1. Field of the Invention
The present invention generally relates to main frame digital computers and, more particularly, to an improved high speed multiplier which is optimized for fixed-point calculations yet produces floating-point results faster than some designs which were optimized for floating-point calculations.
2. Description of the Prior Art
As is well known in the art, the product of a multiplication can be formed by shifting and adding the multiplicand as a function of the individual bits of the multiplier. This requires an adder with as many ports as there are bits in the multiplier. Using an iterative algorithm with a relatively small multiplier digit saves on adder hardware; however, additional ports are needed for the running sum and carry feedback. Thus, a ten bit multiplier digit would need a twelve-port adder.

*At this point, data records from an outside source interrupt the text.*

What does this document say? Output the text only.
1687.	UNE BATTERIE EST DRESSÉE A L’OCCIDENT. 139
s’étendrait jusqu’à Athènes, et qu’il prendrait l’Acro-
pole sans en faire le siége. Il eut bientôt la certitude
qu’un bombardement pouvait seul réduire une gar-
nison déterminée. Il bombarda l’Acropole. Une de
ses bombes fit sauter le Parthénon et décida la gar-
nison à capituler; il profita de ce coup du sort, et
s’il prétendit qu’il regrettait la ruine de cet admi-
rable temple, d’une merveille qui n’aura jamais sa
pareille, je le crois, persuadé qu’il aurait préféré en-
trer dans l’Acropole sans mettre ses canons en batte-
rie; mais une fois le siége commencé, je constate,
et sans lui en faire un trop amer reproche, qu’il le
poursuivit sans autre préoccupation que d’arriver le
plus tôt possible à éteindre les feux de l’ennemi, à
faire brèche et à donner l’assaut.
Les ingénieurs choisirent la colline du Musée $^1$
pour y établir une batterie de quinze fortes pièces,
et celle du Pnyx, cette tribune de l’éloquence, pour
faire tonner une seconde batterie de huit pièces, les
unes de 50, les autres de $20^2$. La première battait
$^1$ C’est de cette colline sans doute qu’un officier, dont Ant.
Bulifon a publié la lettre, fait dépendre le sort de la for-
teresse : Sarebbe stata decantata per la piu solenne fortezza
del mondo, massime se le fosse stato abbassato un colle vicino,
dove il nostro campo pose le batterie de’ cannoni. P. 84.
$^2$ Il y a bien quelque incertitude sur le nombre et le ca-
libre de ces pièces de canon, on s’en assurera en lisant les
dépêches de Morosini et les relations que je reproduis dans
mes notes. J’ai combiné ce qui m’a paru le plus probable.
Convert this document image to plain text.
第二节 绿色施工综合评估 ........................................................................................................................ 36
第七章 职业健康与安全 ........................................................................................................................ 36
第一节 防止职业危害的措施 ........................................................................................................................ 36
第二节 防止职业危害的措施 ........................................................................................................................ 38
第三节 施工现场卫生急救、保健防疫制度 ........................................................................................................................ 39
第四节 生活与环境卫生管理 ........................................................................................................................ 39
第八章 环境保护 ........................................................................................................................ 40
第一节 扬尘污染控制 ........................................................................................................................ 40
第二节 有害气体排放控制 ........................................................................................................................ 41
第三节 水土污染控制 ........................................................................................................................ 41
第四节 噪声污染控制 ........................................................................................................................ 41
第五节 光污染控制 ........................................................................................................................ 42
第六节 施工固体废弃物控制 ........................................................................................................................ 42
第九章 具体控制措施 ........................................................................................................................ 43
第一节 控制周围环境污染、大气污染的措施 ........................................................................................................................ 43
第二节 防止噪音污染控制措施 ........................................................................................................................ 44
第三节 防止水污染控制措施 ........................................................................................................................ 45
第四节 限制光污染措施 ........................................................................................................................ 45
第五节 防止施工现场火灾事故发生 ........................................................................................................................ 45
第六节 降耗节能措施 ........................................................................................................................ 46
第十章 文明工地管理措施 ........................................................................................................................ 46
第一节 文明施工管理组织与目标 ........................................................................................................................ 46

To reduce the number of addends, various schemes have been developed to recode the multiplicand into a set of true and/or complemented multiples based on a decoding of adjacent bits in the multiplier. These schemes cut the number of addends in half. In the example above, the 10-bit digit multiplier would need a seven port adder, five ports for multiples of the multiplicand and one port each for the running sum and carry. The outputs of the adder tree are sum and carry bits which must be added together by a Carry-Propagate Adder (CPA) to produce a final product. In the iterative multiply device, one digit of the result is generated during each iteration. As additional digits are generated, they are concatenated together to produce the whole product.
U.S. Pat. No. 4,769,780 to D. C. Chang discloses a high speed multiplier wherein the multiplier and multiplicand are stored in A and B registers, respectively, and the result of the multiplication is stored in registers A and C, with the low order portion of the result in register A and the high order portion of the result in register C. Eleven multiplier bits in register A are selectively gated to recoding circuitry which recodes the multiplier into five control groups. These control groups control shift gates connected to register B to gate selected groups of multiples of the multiplicand to a first Carry-Save Adder (CSA), the sum and carry outputs of which are applied to a second CSA that accumulates partial products from iteration to iteration. A Spill Adder (SPA), connected to the second CSA, generates a low order portion of a final result of the multiplication. This low order portion is temporarily stored in an SPA register and transferred to the A register. These product digits are stored in locations that have been vacated by shifting and retiring the multiplier digits. The high order portion of the multiplication result is generated by a full adder connected to receive the sum and carry outputs of the second CSA, the high order output being stored in the C register.
This particular multiplier operates at a rate of double the system clock frequency on a 10-bit wide data path on each double frequency cycle. The double frequency clock of the Chang high speed multiplier is a highly complex feature. Many staging registers are needed in such a design since the half-cycle paths are effectively limited in the allowable number of logic levels thereby increasing the number of cycles necessary to perform any operation.
Other multiply devices including those described in U.S. Pat. No. 4,584,679 to S. George et al. are not iterative in nature. They retire the entire multiplier value at once by generating (usually) four partial products in parallel where each partial product is the result of the multiplication of the multiplicand with a subset of the multiplier. These partial products must then be assimilated into the final product. While adders of the type are fast, they usually involve some amount of data staging and require large amounts of hardware.
A common feature of many multiply device designs in mainframe computers is the optimization of the design around scientific or floating point data. As a result, operations involving fixed point data such as that more common in commercial applications can suffer. As an example, the Chang device requires an extra cycle to align fixed point data before multiplication and another cycle to align the fullword result for putaway.